Commonly-used mouthwashes are able to kill the coronavirus within 30 seconds of exposure in laboratory conditions, a new study from scientists in the U.K. has found.

The study from Cardiff University, which has not yet been peer-reviewed or published in a medical journal, suggests that some widely-available mouthwashes could help to kill the virus in saliva. However, this does not mean they would be able to treat the virus within the body, or act as a cure.

Some scientists were quick to disregard the study out of Wales, though.
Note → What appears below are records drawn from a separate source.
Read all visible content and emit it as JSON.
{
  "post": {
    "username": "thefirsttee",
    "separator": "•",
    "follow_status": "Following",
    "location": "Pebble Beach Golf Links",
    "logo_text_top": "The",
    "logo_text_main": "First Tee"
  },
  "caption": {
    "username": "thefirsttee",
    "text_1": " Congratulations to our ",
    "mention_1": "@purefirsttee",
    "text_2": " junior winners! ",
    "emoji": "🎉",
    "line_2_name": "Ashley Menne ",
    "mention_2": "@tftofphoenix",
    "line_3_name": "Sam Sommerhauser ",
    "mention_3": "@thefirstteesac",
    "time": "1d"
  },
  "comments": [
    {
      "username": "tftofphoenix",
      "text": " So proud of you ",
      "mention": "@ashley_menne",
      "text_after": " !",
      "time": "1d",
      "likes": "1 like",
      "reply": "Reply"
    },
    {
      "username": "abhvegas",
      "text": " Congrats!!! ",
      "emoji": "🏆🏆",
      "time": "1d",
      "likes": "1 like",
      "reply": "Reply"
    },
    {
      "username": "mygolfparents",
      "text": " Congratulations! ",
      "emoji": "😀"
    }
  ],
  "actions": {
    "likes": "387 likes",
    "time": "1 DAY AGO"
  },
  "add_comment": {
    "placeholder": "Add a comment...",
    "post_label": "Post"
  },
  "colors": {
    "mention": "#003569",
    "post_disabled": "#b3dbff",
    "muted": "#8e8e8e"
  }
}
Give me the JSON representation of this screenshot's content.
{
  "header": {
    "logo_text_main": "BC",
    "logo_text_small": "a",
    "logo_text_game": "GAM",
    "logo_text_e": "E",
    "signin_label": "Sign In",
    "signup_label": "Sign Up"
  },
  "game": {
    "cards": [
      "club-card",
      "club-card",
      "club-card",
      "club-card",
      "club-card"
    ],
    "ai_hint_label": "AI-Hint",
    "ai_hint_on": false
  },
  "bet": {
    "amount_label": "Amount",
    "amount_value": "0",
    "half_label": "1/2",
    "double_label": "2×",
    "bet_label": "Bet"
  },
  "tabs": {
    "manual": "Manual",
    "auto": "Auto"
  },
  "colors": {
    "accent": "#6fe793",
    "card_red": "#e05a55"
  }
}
“Yes. There is some data out there — I am not saying it’s great data — that fill-in-the-blank substance inactivates or inhibits replication of coronavirus,” Dr. Graham Snyder, associate professor in the Division of Infectious Diseases at the University of Pittsburgh School of Medicine, told CNN.

Alcohol, chlorhexidine, hydrogen peroxide and a range of other compounds can all kill viruses on contact or shortly after.

But none of the studies recently released on preprint servers shows they can reduce the risk of either catching or transmitting the virus, Snyder points out.

Nay-sayers point to the fact it is impossible to sterilize a mouth. Mouthwash doesn’t affect lung airways or vocal cords. The airborne virus is spread through exhaling, coughing, and sneezing. The virus infects people through contact or through inhalation. Rinsing with mouthwash doesn’t prevent the virus from being inhaled.

It’s such a tenuous theory that even Johnson & Johnson, makers of Listerine mouthwash, have explicitly warned consumers against the idea.

“Listerine mouthwash has not been tested against any strains of coronavirus,” the company said on its website.

“Only some Listerine mouthwash formulations contain alcohol, and if present is only around 20% alcohol. Listerine mouthwash is not intended to be used, nor would it be beneficial as a hand sanitizer or surface disinfectant.”

Take both of these studies as you will. The coronavirus continues to show that much is still not known about it. In the meantime, we can continue to protect ourselves as best as we can and wait for the vaccines to become available.